Laraine Russo Harper. Legal Tender: True Tales of a Brothel Madam. Las Vegas: Stephens Press, 2008.250 pages.
Legal brothel prostitution is a small, enigmatic part of the Nevada experience. “Direct to your room” escorts get all the advertising and notoriety, but prostitution remains illegal in Clark County and therefore Las Vegas. But the legal brothels, the closest of which to Vegas are in tiny Pahrump, tend to fly under the radar.
In Legal Tender, former madam Laraine Russo Harper recounts the six years she spent running an unnamed Pahrump brothel. It’s an often-amusing collection of anecdotes about her time in the sex business.
Harper was recruited to run the brothel by a friend who had been impressed by her tact and commitment as a casino host. After visiting the dingy trailers that comprised the sex palace, Harper accepted and began a thorough renovation, transforming the brothel into a full-service resort.
Most of Legal Tender revolves around Harper’s struggle to bring class to the tacky brothel scene. One chapter recounts the eccentricities of various “ladies” employed in the brothel, while another discusses the foibles of the customers. It’s told in a humorous vein that tends toward the sophomoric side. Take, for example, this extract:
I laughed as I compared my new endeavor with the gaming business. I remembered in the casino industry that “BJ” stood for “blackjack.” Not anymore! It had a whole new meaning now. Many things would take on new meanings from that point forward. (p. 24)

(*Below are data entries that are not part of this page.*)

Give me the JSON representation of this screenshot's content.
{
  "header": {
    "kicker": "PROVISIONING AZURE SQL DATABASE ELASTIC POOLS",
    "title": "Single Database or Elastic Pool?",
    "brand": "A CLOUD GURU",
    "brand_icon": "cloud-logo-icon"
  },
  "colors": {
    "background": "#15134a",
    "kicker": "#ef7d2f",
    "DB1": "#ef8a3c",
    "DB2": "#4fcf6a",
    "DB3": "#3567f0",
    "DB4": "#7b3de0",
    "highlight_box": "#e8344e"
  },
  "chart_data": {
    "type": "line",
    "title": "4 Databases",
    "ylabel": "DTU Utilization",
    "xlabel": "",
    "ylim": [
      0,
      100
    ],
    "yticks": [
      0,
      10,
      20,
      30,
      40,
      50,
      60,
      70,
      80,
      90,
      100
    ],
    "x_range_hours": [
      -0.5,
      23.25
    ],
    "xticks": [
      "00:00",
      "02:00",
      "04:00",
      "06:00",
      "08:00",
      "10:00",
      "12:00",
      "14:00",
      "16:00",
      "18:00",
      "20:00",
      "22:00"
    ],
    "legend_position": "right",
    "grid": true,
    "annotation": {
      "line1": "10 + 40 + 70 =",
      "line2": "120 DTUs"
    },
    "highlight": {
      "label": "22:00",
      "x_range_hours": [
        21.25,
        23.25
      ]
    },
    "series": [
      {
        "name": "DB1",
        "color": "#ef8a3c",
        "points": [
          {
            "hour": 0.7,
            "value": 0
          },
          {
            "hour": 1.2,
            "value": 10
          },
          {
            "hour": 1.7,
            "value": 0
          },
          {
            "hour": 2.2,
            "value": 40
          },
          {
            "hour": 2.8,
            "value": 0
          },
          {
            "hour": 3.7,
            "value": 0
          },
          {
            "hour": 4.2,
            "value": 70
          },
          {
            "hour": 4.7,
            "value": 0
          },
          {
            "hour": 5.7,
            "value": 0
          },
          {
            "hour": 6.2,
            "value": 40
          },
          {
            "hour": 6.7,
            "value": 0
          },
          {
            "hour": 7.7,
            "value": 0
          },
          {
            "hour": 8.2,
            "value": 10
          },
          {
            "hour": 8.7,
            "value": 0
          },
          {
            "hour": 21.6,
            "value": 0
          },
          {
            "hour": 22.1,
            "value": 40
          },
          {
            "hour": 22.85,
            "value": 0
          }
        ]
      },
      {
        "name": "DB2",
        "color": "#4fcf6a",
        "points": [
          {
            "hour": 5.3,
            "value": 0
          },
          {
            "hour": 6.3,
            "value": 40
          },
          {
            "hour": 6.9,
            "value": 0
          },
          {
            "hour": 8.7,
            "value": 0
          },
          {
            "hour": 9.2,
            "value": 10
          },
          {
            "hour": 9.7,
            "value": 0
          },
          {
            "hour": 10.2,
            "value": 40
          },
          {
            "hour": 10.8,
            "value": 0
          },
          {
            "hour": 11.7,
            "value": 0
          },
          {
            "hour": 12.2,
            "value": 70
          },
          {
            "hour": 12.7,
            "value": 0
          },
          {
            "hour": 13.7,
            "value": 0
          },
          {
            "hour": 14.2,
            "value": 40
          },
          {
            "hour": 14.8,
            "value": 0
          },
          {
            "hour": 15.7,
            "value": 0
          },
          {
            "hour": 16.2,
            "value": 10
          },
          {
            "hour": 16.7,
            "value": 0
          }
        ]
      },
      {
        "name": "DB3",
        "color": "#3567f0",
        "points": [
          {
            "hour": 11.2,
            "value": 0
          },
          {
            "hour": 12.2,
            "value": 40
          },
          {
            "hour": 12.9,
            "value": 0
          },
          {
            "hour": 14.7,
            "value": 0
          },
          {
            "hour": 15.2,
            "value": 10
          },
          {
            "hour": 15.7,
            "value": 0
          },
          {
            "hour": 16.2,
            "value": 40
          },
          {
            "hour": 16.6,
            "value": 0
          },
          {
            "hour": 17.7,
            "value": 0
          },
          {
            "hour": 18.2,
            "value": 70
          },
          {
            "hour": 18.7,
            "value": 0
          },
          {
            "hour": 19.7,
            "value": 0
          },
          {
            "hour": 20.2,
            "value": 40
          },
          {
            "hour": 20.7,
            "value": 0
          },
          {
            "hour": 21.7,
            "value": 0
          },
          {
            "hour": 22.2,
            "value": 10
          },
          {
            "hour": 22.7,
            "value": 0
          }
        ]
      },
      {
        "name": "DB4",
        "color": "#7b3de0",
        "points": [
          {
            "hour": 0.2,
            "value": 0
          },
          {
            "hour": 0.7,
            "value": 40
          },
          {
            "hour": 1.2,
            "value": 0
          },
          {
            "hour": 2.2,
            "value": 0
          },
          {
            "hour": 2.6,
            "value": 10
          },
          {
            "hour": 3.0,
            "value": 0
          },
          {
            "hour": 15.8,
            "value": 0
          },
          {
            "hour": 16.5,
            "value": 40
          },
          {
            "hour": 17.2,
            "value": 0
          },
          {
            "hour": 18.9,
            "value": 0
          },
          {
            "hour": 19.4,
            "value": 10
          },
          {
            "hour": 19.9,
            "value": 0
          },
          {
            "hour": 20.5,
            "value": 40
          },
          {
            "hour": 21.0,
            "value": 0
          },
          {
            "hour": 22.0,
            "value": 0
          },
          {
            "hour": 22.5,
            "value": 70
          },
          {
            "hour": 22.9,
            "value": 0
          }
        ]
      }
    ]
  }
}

There’s a great deal of that in the pages to follow. Also, much of the humor is at the expense of the customers, or at least their personal hygiene and fashion sense–not exactly a selling point to the potential patron.
The details of how the brothel works are interesting from many perspectives, but Harper isn’t content to just tell us about life as a madam. Instead, she wants us to believe that brothels are beautiful, egalitarian oases of fulfillment: “The ladies,” she writes, ” did not judge a person based on their looks as we, as a society, tend to do. It was a business and everyone was a potential customer.” Harper goes on about how it doesn’t matter what kind of car you drive or what you do for a living: the brothel ladies are there to make you happy. Couldn’t you say that about any business? I’m sure the folks at Trader Joe’s don’t ring up my order because they like the cut of my jib. They’ve got stuff to sell, and I’ve got money. If I didn’t give them money, they wouldn’t let me walk out of the store with my groceries. There’s nothing noble about it, unless you want to wrap it into the bigger story of capitalism liberating Europe from its feudal slumber. But that happened several hundred years ago, and I don’t think that a Pahrump brothel can take credit for it.
The book’s worst conceit is that the brothel is about more than exchanging sex for cash:
The ladies who worked in the brothel were indeed dream makers. They weren’t giving fifty-dollar blow jobs in someone’s back seat or giving twenty-dollar hand-jobs in an alley. They fulfilled fantasies. They took you to heights you’ve always dreamed about experiencing. They role-played and pampered and catered. (p. 210)
There’s certainly an argument to be made in favor of legal prostitution. I’m not saying it’s a good one, but there merit to the idea that two consenting adults should be allowed to do what they want. But it’s still selling sex for money, as opposed to sex between people who feel a shared intimacy (or shared whatever). I can understand not being judgmental about it, but there’s no reason to glorify it as something that it isn’t. Similarly, Harper spends a great deal of time talking about what smart businesswomen the “ladies” are, and how they earn more than professionals in more traditional areas like real estate, finance, or retail. But she shoots herself in the foot by discussing the large number of brothel workers who have brutal pimps and are addicted to drugs. There’s a real disconnect, it seems, between the marketing material and the reality here.
There are certainly some interesting stories in here, but the writing style tends to drag the narrative down. Reading the book, you’ll find out that brothels are businesses just like any other, with all the petty bickering and dickering that you’d see anywhere else. That may be Harper’s most significant contribution to the debate about legalized prostitution.